Forse abbonda anche un persistente cinismo negli osservatori: che sono generosi nei pettegolezzi e fanno apparire la politica italiana come definitivamente perduta per ancora un lungo ciclo storico, assegnandosi ruoli eccessivi di giudizi solerti e neutrali ed essendo, invece, anch’essi – forse per primi – i maggiori distributori di odi e personalismi che stanno massacrando tutte le formazioni politiche nazionali. Le caste pretenziose sono tante; di idee innovative se ne vedono circolare sempre meno: limitandosi la più parte a ripetere ritornelli avanguardistici privi di senso e di realismo. Sicché ciò che avviene nei Palazzi della politica viene sistematicamente demonizzato, contribuendo in maniera cospicua ad estendere, non a comprimere e a ridurre, l’antipolitica. Che è poi diventata la caratteristica principale delle discussioni prevalenti in tv e sui giornali.

Negli ultimissimi giorni si vanno moltiplicando le iniziative di personaggi più o meno noti – e più o meno sconosciuti – , ognuno dei quali giura di possedere, in esclusiva, le chiavi del progresso, della riscossa e della rinascita. A cominciare dal vertice dello Stato, ormai in condizioni di alta precarietà, sicuramente risapute e oggettivamente valide, ma che vengono valutate come occasioni di rilancio di personalità consunte e non propriamente dotate di storie notabili sufficienti a riciclarsi. Mentre poco, o per nulla, si approfitta di circostanze obbiettive e ormai prossime a scadenza, per individuare le caratteristiche teoriche che si dovrebbero richiedere per scegliere un vero superpartes, avente i requisiti giusti atti a riequilibrare non accordi generici fra i partiti, ma l’intera intelaiatura istituzionale: che è maturata in senso materiale (abbondantemente spostandosi dall’architettura costituzionale originaria) e potrebbe costituire una base di discussione utile a raccordare realisticamente quasi tutte le parti politiche. Indipendentemente dalle dimensioni di tutte quelle che capiscono come sia giunto il tempo non solo di rottamare le vetuste nomenclature, bensì di definire un inedito ordinamento costituzionale e istituzionale che emargini al massimo gli abusi di potere e l’insignificanza degli stessi singoli grandi elettori presidenziali.

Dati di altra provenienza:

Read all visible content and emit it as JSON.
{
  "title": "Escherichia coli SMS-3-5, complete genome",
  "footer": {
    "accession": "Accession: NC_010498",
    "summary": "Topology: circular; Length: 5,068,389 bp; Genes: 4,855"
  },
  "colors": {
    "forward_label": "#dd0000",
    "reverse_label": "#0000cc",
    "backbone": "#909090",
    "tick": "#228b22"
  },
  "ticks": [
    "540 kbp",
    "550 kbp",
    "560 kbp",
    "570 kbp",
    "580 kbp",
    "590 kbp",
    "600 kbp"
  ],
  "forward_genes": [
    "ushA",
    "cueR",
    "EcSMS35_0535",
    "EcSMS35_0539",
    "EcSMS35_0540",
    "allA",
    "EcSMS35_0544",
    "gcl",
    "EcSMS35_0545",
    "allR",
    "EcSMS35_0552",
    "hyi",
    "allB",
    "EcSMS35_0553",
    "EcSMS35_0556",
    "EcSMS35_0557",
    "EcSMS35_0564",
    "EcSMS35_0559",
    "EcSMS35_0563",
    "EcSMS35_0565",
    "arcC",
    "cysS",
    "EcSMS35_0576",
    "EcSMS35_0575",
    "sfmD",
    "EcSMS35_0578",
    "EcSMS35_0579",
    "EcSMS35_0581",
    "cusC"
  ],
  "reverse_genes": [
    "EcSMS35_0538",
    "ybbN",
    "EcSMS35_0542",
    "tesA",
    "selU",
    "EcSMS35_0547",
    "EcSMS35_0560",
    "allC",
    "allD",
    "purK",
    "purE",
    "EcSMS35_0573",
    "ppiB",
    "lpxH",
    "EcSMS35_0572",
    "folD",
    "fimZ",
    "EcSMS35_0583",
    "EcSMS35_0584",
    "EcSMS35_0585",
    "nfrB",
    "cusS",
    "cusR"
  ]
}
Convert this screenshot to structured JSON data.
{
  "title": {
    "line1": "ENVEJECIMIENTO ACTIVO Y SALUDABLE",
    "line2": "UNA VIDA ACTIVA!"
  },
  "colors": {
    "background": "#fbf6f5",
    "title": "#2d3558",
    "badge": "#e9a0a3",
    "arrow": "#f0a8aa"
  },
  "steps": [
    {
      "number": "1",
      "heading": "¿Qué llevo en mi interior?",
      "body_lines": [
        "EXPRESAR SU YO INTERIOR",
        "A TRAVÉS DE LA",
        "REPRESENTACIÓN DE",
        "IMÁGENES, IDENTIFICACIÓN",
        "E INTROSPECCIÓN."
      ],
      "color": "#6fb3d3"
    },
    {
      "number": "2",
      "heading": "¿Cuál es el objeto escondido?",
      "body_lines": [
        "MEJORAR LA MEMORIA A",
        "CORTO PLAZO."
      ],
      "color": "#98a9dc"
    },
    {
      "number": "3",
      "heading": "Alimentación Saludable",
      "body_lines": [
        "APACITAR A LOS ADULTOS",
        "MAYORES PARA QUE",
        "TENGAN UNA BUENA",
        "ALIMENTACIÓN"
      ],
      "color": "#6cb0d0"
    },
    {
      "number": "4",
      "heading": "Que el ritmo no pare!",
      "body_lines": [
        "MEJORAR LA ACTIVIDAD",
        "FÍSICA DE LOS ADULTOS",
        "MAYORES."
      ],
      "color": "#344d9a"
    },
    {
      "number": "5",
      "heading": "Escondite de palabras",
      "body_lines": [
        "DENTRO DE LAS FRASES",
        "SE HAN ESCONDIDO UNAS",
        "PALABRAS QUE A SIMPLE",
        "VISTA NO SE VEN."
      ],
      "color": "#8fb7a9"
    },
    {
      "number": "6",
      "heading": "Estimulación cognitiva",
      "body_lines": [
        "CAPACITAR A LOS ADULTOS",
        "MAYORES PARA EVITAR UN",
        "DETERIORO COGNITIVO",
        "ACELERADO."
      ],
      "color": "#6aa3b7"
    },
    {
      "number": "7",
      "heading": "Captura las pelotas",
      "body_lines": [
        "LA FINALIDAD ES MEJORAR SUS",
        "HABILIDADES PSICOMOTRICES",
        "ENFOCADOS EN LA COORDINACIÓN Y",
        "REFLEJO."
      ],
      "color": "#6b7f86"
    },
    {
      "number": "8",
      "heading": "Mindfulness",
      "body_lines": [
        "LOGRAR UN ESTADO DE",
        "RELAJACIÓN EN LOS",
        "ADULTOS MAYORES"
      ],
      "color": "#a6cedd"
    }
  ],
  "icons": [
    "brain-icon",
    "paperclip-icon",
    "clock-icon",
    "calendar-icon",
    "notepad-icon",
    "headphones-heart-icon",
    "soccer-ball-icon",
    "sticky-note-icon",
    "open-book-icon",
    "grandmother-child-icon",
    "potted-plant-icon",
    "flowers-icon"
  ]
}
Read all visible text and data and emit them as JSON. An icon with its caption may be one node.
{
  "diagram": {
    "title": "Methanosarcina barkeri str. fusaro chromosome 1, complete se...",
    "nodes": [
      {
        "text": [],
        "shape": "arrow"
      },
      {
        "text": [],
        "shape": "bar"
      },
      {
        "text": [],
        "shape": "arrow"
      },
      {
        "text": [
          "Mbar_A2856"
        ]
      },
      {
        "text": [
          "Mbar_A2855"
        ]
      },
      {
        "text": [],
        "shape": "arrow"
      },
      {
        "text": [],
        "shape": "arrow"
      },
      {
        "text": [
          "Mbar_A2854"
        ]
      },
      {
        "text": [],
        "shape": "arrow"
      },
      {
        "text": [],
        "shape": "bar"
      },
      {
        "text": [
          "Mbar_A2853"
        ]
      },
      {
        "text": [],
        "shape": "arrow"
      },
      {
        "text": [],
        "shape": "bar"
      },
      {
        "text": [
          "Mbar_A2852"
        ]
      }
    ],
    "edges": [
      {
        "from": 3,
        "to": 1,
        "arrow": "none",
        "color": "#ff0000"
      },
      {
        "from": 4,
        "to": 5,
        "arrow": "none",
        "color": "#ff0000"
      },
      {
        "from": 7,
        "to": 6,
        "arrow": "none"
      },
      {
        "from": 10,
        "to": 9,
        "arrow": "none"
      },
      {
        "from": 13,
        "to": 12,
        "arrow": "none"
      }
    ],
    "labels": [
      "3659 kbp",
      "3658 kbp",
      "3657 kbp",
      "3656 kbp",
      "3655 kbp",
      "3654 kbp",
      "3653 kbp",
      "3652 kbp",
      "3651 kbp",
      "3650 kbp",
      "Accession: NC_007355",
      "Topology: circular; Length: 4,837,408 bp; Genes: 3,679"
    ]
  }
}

Sembra facile parlarne, eppure è molto complesso tanto l’apparato di pesi e contrappesi giuridico-costituzionali da vivacizzare non solo in un sistema come il nostro (che fa acqua da tutte le parti), mentre occorre prendere atto che sta mutando la democrazia in genere. Come si può constatare riflettendo su quanto sta emergendo nella principale democrazia del mondo – gli Stati Uniti d’America -, dove le elezioni di medio termine, avendo decretato la forte affermazione della minoranza repubblicana della vigilia e posto in minoranza nel congresso il presidente uscente – che peraltro non potrà più neppure candidarsi –, sta ponendo a politici e politologi nuove questioni complesse: non risolvibili con le litanie delle primarie e che, piuttosto, richiedono dibattiti molto diversi dalle convenzioni folcloristiche ridottesi a parate di stelle e stelline destinate a brillare lo spazio di un mattino.

Poiché questa è la condizione della democrazia nel modello principale, il nordamericano, anche le varie congetture di mutamenti costituzionali nelle democrazie meno mature, come l’italiana, necessitano di attente meditazioni e revisioni. Non di proposte furbastre od opportunistiche. Gli stessi patti del Nazareno – validi proceduralmente ma anche contenutisticamente – non sono per esempio davvero comparabili con variabili parlamentaristiche congiunturali, di tipo corsaro o stravagante, tipo accordarsi comunque con qualcuno – chiunque esso sia – a cominciare dai movimenti avulsi dalla politica e specialisti di protesta improduttiva, populista, antipolitica. Si obbietta: è tempo d’azione, non di ridiscussione! Giusto. Ma attenzione a come si cambia, e perché. Il cambiare per cambiare può anche mutare la qualità della politica e fare riaffiorare l’assolutismo.